À la demande des représentants des collectivités territoriales, de nombreux aspects de la gouvernance territoriale n'ont pas été tranchés dans le cadre de la loi afin de préserver une nécessaire souplesse et de laisser du temps pour la concertation entre les acteurs. Il revient ainsi aux décrets d'application prévus par les nouveaux articles L. 112-14 et L. 112-15 du code du sport de déterminer le détail des modalités d'application de la gouvernance territoriale (conférences régionales du sport et conférences des financeurs du sport) . Par ailleurs, l' article L. 112-12 du code du sport prévoit un décret sur les conditions de désignation du représentant de l'État comme délégué territorial de l'Agence .
Attendue début 2020, la publication de ces trois décrets devrait finalement intervenir à l'été 2020. Leur contenu sera d'autant plus essentiel qu'il reviendra à clarifier dans les faits les modalités de l'exercice coordonné de la compétence partagée dans le sport tant à travers la définition de la stratégie territoriale que des modalités d'attribution des subventions.
MM. Claude Kern et Christian Manable ont conduit en 2019 un travail de suivi attentif de l'application de la loi n° 2019-812 à travers leur mission d'information sur les nouveaux territoires du sport 308 ( * ) . Ils ont notamment fait des préconisations afin que le pilotage des conférences régionales du sport et des conférences des financeurs soit organisé à l'initiative des collectivités territoriales dans le cadre de leur compétence partagée.
En effet, si la loi précise que les conférences régionales des sports et les conférences de financeurs élisent leurs présidents, la loi n'a pas déterminé sur quelles structures permanentes elles pourront s'appuyer. Or, il n'est pas indifférent, selon les rapporteures, que le secrétariat général de ces conférences soit assuré par les services de l'État ou des moyens mobilisés par les collectivités territoriales.

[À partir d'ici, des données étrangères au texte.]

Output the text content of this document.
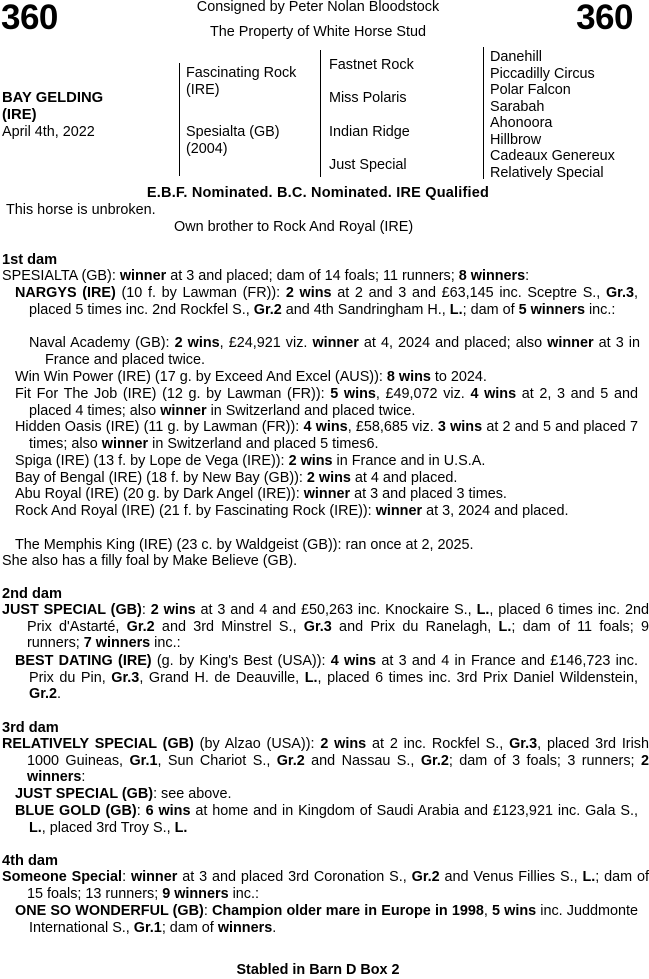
360	360
Consigned by Peter Nolan Bloodstock
The Property of White Horse Stud
BAY GELDING
(IRE)
April 4th, 2022
Fascinating Rock
(IRE)
Spesialta (GB)
(2004)
Fastnet Rock
Miss Polaris
Indian Ridge
Just Special
Danehill
Piccadilly Circus
Polar Falcon
Sarabah
Ahonoora
Hillbrow
Cadeaux Genereux
Relatively Special
E.B.F. Nominated. B.C. Nominated. IRE Qualified
This horse is unbroken.
Own brother to Rock And Royal (IRE)
1st dam
SPESIALTA (GB): winner at 3 and placed; dam of 14 foals; 11 runners; 8 winners:
NARGYS (IRE) (10 f. by Lawman (FR)): 2 wins at 2 and 3 and £63,145 inc. Sceptre S., Gr.3, placed 5 times inc. 2nd Rockfel S., Gr.2 and 4th Sandringham H., L.; dam of 5 winners inc.:
Naval Academy (GB): 2 wins, £24,921 viz. winner at 4, 2024 and placed; also winner at 3 in France and placed twice.
Win Win Power (IRE) (17 g. by Exceed And Excel (AUS)): 8 wins to 2024.
Fit For The Job (IRE) (12 g. by Lawman (FR)): 5 wins, £49,072 viz. 4 wins at 2, 3 and 5 and placed 4 times; also winner in Switzerland and placed twice.
Hidden Oasis (IRE) (11 g. by Lawman (FR)): 4 wins, £58,685 viz. 3 wins at 2 and 5 and placed 7 times; also winner in Switzerland and placed 5 times6.
Spiga (IRE) (13 f. by Lope de Vega (IRE)): 2 wins in France and in U.S.A.
Bay of Bengal (IRE) (18 f. by New Bay (GB)): 2 wins at 4 and placed.
Abu Royal (IRE) (20 g. by Dark Angel (IRE)): winner at 3 and placed 3 times.
Rock And Royal (IRE) (21 f. by Fascinating Rock (IRE)): winner at 3, 2024 and placed.
The Memphis King (IRE) (23 c. by Waldgeist (GB)): ran once at 2, 2025.
She also has a filly foal by Make Believe (GB).
2nd dam
JUST SPECIAL (GB): 2 wins at 3 and 4 and £50,263 inc. Knockaire S., L., placed 6 times inc. 2nd Prix d'Astarté, Gr.2 and 3rd Minstrel S., Gr.3 and Prix du Ranelagh, L.; dam of 11 foals; 9 runners; 7 winners inc.:
BEST DATING (IRE) (g. by King's Best (USA)): 4 wins at 3 and 4 in France and £146,723 inc. Prix du Pin, Gr.3, Grand H. de Deauville, L., placed 6 times inc. 3rd Prix Daniel Wildenstein, Gr.2.
3rd dam
RELATIVELY SPECIAL (GB) (by Alzao (USA)): 2 wins at 2 inc. Rockfel S., Gr.3, placed 3rd Irish 1000 Guineas, Gr.1, Sun Chariot S., Gr.2 and Nassau S., Gr.2; dam of 3 foals; 3 runners; 2 winners:
JUST SPECIAL (GB): see above.
BLUE GOLD (GB): 6 wins at home and in Kingdom of Saudi Arabia and £123,921 inc. Gala S., L., placed 3rd Troy S., L.
4th dam
Someone Special: winner at 3 and placed 3rd Coronation S., Gr.2 and Venus Fillies S., L.; dam of 15 foals; 13 runners; 9 winners inc.:
ONE SO WONDERFUL (GB): Champion older mare in Europe in 1998, 5 wins inc. Juddmonte International S., Gr.1; dam of winners.
Stabled in Barn D Box 2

De même, les contours des conférences des financeurs du sport n'ont pas été arrêtés afin de laisser de la souplesse. Pour autant, il semble difficile d'imaginer que la création de ces conférences ne réponde à aucune règle précise et que les structures se multiplient pour répondre à chaque demande locale. L'organisation de la compétence partagée justifie précisément de structurer le territoire afin en particulier, de clarifier les règles du jeu pour les petites communes et les petits clubs qui avaient du mal jusqu'à présent à se situer aux carrefours des flux de subventions.
* 308 Rapport d'information n° 102 (2019-2020) de MM. Claude Kern et Christian Manable (5 novembre 2019) : « Les politiques territoriales du sport : de l'indépendance revendiquée à une coordination respectueuse de la diversité locale ».